If small businesses affected by this proposal wish to continue to trade in personal information, they too should start their preparations to comply with the Privacy Act.

Conclusion

While the proposed removal of the small business exemption from the Privacy Act can be read as heralding a significant change to the scope and application of Australia’s primary privacy legislation, wholesale removal of the exemption may be slow in coming due to lengthy further consultation and preparation.

Meanwhile, the two specific incremental changes proposed for implementation in the shorter term will, if accepted, require affected businesses to review their existing practices as a matter of urgency in order to comply once amending legislation is passed and commences.

[i] The A-G’s Review was instigated following the Australian Competition and Consumer Commission’s (ACCC) 2019 Digital Platforms Inquiry final report (DPI Report), which made several privacy recommendations. The Review commenced in October 2020 with the release of an Issues Paper, followed by a Discussion Paper in 2021 which put forward proposals for consultation for reform of the Act.

[ii] Report p 52

[iii] See Privacy Act ss 6D(b)-(f), 6E(1A)-(1D), 6D(9); Privacy Regulation 2013 (C’th) s7.
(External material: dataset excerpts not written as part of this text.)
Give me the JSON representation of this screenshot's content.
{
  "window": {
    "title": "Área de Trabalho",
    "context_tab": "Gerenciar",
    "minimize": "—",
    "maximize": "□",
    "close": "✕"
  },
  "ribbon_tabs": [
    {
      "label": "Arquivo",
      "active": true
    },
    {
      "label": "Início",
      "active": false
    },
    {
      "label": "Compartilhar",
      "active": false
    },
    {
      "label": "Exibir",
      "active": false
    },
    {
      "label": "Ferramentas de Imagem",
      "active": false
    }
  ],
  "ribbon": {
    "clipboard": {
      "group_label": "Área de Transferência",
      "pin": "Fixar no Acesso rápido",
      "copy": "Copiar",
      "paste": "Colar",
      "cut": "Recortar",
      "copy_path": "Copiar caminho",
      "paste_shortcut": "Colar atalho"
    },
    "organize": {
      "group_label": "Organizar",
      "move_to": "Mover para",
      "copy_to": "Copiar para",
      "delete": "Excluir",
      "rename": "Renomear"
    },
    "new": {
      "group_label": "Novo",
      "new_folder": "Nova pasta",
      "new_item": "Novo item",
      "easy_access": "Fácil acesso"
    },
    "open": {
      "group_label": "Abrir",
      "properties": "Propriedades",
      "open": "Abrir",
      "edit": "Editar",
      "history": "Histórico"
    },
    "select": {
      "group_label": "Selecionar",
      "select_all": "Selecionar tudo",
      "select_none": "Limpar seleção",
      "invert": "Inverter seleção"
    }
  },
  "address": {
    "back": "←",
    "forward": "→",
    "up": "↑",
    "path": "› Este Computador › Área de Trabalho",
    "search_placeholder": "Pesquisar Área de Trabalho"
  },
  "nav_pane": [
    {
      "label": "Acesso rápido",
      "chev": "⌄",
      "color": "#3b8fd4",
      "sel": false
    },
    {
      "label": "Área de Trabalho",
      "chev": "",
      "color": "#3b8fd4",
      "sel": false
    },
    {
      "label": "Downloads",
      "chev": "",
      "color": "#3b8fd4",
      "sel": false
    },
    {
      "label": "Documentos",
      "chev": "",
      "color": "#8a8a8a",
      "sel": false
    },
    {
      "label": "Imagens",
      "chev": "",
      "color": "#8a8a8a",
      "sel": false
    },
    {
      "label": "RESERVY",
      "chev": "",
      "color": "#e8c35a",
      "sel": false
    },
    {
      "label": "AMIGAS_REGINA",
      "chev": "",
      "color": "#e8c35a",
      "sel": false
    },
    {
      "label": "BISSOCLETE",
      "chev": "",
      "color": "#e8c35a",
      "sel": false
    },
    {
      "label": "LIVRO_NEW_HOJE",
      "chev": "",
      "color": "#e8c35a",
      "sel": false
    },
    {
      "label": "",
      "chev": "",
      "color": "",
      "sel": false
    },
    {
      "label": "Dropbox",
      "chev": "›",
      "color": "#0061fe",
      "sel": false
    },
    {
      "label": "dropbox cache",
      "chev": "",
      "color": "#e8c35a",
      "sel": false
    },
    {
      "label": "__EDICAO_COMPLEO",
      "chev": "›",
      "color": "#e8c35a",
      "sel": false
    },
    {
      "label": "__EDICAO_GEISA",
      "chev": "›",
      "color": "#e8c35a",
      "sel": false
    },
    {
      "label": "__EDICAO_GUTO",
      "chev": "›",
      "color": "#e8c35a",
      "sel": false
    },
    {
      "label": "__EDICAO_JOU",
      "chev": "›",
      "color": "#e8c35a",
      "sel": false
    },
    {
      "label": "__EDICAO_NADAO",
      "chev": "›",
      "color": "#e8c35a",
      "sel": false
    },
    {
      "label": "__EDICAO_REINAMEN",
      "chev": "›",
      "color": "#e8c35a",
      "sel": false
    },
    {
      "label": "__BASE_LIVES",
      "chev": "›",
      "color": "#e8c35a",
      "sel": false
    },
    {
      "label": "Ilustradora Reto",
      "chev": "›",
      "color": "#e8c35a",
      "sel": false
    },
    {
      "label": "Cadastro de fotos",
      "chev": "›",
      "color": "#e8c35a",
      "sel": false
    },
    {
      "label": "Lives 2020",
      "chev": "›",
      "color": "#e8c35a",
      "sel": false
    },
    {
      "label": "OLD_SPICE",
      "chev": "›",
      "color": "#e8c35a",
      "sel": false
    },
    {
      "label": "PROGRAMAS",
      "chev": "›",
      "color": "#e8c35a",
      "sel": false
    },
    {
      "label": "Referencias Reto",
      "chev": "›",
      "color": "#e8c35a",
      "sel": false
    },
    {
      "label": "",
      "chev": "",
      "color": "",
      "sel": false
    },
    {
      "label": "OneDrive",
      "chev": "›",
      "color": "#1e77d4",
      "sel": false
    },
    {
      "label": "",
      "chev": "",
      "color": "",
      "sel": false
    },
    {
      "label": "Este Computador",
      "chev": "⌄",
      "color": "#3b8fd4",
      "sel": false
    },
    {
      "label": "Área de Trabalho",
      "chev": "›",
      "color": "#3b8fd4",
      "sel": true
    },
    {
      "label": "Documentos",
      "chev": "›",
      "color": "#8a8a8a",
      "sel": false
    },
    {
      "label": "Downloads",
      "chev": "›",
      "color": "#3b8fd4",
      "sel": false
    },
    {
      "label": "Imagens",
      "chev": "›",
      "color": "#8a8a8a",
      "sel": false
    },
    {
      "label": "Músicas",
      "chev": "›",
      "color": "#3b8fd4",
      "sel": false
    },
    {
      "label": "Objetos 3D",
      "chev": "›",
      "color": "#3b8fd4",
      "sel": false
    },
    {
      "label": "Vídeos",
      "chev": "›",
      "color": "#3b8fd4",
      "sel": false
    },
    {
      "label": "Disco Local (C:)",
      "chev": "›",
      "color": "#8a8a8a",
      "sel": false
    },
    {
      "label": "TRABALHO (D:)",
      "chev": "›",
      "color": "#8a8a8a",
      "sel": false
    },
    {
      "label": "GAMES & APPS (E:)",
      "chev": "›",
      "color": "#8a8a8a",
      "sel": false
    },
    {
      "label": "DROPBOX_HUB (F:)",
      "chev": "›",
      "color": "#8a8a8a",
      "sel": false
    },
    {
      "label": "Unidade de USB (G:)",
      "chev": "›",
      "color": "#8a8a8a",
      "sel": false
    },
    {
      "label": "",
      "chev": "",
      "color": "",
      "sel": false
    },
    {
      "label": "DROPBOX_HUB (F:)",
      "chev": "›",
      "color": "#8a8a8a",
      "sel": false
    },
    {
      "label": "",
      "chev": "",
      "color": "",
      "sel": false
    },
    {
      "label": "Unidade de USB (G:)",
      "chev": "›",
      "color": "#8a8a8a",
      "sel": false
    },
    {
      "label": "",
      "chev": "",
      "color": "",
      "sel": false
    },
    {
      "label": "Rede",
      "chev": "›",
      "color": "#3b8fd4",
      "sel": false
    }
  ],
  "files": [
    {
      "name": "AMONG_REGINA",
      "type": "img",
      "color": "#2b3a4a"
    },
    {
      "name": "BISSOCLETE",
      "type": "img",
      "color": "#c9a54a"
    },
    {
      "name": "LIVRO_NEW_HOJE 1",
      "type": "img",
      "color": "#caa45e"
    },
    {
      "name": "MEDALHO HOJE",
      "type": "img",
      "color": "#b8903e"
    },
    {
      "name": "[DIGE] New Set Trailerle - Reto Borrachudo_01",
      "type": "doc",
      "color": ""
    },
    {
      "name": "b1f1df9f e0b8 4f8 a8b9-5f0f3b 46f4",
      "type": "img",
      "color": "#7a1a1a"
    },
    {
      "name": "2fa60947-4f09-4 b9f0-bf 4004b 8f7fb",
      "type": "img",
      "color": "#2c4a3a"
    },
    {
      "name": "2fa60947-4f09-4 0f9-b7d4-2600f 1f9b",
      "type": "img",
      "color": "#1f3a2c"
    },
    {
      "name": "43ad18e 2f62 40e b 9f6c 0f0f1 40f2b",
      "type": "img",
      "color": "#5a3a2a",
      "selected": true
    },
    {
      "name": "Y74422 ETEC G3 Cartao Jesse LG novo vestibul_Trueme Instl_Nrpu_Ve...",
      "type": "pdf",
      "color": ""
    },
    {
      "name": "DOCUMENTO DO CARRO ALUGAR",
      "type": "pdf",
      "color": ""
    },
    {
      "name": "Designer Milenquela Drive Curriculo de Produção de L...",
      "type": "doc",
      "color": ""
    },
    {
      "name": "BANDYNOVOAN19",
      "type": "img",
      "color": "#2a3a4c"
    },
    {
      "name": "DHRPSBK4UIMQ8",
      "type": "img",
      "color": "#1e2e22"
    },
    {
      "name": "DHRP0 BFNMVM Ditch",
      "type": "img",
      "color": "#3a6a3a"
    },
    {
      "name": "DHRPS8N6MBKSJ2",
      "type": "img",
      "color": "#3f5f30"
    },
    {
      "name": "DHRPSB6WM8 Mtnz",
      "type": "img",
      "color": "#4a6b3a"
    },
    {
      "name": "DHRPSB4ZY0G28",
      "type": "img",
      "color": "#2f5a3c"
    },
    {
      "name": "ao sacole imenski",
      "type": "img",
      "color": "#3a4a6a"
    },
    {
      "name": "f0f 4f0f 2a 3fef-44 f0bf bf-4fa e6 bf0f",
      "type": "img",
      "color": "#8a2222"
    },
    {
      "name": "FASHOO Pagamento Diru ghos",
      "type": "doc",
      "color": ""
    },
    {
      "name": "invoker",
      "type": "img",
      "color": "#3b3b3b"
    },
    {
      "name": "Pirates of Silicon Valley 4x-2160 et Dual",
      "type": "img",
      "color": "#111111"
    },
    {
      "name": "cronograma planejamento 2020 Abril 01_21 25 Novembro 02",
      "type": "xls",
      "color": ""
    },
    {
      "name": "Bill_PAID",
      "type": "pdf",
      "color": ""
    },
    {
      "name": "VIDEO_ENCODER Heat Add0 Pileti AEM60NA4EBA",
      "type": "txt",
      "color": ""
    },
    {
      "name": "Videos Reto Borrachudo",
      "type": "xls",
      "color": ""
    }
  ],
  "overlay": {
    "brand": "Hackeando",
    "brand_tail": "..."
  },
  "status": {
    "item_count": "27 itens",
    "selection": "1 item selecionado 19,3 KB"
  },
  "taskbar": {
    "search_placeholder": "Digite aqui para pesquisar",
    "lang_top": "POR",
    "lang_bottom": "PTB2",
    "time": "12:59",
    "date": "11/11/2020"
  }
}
[iv] A full account of the policy driving the proposed change is beyond the scope of this article. The Report notes that submissions raised particular concerns about the cyber security risks posed by small businesses, the impact of the exemption on the Consumer Data Right system and the exemption negatively impacting Australia’s international trade, noting that no comparable jurisdiction exempts small businesses from the general privacy law. See Report pp. 53-54 and following.

[v] Report p. 53. The OAIC notes that these estimates were prepared for the OAIC using ABS counts of Australian Businesses including exits and entries. However, ‘… this estimate does not reflect the number of businesses required to comply with the Act as it does not include exceptions to the small business exemption’ (Report FN 346).

[vi] P. 1351

[vii] Report p 61.

[viii] See https://www.smartcompany.com.au/business-advice/legal/small-business-exemption-privacy-act-cpa-australia/

[ix] See Report Chapter 13 and OAIC submission re businesses that trade in personal information; and OAIC, OAIC and ICO conclude joint investigation into Clearview AI (Web Page, 3 November 2021)

[x] Report p. 53.

[xi] See for example the discussion of consent and online privacy settings in Chapter 11 of the Report.